Lo había intentado antes con metadona, suboxona y la ayuda de la asociación sin ánimo de lucro Narcóticos Anónimos, formada por adictos en recuperación. Nada dio resultado. En 2011 se pasó dos días en una clínica clandestina de Guatemala, encerrada en un cuarto con muros de cemento, donde yacía sobre un colchón, incapaz de moverse e invadida por las náuseas, mientras su mente se sumía en las simas más profundas del infierno. Logró mantenerse abstinente durante nueve meses. En junio de 2012 volvió a la aguja una vez más. Desde entonces, asegura, no ha tocado los narcóticos. «La ibogaína», insiste, «hizo en mí lo que ningún otro tratamiento de recuperación pudo lograr.»

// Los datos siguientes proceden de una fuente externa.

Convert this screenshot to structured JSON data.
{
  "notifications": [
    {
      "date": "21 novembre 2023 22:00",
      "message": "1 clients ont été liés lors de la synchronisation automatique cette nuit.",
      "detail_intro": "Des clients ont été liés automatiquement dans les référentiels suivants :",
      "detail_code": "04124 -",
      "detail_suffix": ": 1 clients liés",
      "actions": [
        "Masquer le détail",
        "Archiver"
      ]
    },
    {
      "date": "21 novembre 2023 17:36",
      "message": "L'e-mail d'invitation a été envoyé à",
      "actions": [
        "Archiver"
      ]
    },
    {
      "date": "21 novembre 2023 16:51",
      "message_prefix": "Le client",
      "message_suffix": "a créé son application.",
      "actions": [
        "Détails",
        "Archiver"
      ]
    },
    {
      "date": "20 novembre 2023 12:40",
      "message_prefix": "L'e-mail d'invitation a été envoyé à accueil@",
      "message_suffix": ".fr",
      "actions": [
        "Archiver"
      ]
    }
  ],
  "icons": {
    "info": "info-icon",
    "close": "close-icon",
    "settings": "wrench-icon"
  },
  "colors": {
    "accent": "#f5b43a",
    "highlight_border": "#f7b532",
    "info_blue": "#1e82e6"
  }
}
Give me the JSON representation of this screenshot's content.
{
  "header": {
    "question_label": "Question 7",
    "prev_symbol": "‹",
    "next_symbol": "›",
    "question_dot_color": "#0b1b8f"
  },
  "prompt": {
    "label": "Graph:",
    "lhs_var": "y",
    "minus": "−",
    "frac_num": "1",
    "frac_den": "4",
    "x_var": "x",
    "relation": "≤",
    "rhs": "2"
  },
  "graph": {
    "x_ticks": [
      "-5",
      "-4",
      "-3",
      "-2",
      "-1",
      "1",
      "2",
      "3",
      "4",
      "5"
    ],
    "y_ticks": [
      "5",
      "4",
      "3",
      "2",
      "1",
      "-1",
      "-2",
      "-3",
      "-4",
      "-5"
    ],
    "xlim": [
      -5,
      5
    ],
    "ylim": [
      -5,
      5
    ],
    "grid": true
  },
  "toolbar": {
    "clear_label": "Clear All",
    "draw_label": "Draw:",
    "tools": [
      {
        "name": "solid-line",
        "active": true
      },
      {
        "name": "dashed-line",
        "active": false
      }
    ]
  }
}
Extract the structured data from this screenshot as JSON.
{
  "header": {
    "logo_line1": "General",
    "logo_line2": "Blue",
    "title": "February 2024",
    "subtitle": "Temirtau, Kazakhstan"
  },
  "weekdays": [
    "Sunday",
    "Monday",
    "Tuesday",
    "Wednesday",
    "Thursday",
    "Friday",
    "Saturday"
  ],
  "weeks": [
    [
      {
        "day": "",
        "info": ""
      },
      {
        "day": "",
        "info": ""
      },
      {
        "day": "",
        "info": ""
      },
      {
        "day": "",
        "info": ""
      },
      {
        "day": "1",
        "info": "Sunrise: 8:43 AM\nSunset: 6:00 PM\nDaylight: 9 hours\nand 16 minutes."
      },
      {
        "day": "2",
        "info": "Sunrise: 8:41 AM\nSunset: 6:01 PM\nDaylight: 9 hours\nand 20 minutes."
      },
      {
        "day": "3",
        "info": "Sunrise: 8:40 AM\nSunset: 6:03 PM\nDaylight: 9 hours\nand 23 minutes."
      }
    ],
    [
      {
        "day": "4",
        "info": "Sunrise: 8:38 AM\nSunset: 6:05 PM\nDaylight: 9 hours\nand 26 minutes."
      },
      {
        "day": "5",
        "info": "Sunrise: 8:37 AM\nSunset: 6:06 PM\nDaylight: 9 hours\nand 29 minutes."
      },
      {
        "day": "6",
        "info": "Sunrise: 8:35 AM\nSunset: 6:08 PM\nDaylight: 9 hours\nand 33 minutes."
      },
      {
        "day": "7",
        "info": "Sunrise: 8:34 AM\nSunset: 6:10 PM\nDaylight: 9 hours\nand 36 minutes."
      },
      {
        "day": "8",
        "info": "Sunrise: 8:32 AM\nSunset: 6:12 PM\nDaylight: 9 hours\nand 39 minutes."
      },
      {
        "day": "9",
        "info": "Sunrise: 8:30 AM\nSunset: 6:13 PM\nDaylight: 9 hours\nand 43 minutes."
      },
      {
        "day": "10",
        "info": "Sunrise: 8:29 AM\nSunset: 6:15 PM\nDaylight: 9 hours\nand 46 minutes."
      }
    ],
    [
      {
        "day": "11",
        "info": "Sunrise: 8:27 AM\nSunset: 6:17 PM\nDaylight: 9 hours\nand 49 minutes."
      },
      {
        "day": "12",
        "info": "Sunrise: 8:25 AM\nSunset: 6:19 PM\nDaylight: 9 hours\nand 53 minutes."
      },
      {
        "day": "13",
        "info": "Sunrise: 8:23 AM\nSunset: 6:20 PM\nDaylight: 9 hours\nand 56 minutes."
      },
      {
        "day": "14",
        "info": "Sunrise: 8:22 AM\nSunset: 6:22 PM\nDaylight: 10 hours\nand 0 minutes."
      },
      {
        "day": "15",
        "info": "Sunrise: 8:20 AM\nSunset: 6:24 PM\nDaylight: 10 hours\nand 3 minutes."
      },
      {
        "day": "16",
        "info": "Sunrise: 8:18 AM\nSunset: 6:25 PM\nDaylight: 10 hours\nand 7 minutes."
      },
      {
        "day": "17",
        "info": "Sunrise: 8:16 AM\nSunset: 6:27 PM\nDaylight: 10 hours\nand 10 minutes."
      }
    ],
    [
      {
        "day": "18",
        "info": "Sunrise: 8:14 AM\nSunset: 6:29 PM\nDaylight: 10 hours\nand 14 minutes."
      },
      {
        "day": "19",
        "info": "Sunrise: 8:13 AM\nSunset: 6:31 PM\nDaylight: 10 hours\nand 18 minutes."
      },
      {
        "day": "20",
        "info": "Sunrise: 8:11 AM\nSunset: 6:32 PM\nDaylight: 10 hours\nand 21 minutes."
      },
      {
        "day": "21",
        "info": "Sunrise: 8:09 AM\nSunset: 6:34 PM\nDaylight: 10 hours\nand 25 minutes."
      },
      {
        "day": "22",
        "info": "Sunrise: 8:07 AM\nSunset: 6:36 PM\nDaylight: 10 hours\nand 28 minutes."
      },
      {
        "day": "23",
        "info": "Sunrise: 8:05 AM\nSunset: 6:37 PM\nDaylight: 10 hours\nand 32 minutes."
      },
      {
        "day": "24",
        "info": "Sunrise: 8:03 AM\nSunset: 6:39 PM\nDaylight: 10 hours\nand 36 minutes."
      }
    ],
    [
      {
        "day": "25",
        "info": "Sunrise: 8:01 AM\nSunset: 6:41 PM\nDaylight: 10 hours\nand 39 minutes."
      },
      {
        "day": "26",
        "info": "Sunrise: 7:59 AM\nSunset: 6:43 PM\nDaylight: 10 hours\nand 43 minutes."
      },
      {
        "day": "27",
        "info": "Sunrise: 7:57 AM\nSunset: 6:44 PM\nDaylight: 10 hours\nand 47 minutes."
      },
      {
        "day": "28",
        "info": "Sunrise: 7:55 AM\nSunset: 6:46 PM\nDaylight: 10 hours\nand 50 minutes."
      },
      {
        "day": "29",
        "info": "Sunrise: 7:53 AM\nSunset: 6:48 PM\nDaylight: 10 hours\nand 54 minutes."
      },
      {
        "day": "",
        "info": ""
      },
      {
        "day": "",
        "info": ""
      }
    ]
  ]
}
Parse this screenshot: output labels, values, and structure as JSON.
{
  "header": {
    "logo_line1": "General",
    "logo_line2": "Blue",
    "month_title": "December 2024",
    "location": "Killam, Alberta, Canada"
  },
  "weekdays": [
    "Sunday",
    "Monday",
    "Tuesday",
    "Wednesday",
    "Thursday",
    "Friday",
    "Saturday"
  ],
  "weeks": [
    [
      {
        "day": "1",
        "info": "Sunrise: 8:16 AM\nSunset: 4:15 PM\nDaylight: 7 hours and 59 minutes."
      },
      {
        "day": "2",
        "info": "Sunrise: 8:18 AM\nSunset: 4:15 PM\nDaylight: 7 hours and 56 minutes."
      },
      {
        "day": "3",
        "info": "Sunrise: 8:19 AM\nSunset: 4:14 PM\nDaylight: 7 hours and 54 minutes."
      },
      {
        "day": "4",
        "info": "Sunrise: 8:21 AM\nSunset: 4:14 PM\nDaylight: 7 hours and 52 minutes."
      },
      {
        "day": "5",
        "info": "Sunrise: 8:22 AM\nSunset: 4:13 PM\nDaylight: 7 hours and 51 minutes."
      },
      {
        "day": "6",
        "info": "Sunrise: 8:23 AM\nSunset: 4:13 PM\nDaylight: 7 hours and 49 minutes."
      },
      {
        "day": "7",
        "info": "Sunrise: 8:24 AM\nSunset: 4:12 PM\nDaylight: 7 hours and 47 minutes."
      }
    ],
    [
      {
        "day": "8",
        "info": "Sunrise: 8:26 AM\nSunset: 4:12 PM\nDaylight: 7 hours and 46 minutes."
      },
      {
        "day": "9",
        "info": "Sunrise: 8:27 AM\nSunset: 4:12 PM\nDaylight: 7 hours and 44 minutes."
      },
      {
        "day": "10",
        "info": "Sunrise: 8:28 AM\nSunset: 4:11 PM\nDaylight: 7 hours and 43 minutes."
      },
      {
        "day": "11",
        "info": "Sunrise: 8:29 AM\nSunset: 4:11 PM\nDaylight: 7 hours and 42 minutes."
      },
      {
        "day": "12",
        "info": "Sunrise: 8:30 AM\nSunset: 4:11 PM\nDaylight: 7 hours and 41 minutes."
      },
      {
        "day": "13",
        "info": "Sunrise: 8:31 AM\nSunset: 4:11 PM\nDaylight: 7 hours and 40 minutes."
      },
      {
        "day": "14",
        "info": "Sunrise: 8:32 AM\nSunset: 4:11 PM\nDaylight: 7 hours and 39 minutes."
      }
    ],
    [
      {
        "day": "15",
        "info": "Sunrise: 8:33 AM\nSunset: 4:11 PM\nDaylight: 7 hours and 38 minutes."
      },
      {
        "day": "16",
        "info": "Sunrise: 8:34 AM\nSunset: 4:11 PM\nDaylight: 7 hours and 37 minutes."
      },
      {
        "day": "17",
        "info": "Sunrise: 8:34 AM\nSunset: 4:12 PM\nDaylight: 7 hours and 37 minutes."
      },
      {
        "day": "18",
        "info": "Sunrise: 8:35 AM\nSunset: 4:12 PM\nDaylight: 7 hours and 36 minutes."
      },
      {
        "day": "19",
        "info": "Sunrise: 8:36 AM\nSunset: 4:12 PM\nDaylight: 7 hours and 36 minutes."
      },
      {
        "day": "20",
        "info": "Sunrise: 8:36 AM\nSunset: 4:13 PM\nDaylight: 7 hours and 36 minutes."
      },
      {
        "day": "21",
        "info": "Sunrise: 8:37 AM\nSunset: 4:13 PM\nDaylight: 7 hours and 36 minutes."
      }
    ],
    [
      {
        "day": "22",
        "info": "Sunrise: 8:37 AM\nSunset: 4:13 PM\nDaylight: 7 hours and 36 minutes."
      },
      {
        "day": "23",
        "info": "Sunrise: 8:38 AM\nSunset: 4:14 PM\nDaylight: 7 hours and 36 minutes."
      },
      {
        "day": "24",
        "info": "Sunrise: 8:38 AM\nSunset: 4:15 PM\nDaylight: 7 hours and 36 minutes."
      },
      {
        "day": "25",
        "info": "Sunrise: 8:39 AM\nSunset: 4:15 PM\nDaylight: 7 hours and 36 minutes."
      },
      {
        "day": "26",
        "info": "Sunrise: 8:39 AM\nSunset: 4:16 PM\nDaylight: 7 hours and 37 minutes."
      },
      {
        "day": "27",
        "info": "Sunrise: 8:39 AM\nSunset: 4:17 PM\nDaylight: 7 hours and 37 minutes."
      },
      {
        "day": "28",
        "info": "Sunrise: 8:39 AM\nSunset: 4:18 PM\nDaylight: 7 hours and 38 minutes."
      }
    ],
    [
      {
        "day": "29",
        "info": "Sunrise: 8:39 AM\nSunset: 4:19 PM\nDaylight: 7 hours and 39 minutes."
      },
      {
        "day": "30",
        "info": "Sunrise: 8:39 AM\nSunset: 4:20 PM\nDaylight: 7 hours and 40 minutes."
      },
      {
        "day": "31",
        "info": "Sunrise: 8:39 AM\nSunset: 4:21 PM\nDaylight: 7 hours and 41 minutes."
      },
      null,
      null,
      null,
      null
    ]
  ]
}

Drogodependientes rehabilitados, junto con una serie de científicos, sostienen que una dosis de ibogaína, sustancia que se obtiene de la raíz de Tabernanthe iboga, un arbusto de la pluvisilva africana, es capaz de «reajustar» los centros cerebrales de la adicción y, con ello, liberar al sujeto de sus ansias por consumir drogas. La difusión de estas informaciones ha hecho que centenares de personas, millares tal vez, se hayan dirigido a clínicas privadas ubicadas principalmente en México y países de América Central, donde se puede obtener esta sustancia, ilegal en Estados Unidos y algunos países de Europa. En 2006 sobraban dedos de la mano para contar todas las clínicas de ibogaína del mundo; ahora, según ciertas estimaciones, existen alrededor de 40. Los responsables de estos centros aseguran que basta una dosis para atenuar la conducta adictiva, así como la depresión, en alrededor del 70 por ciento de los pacientes.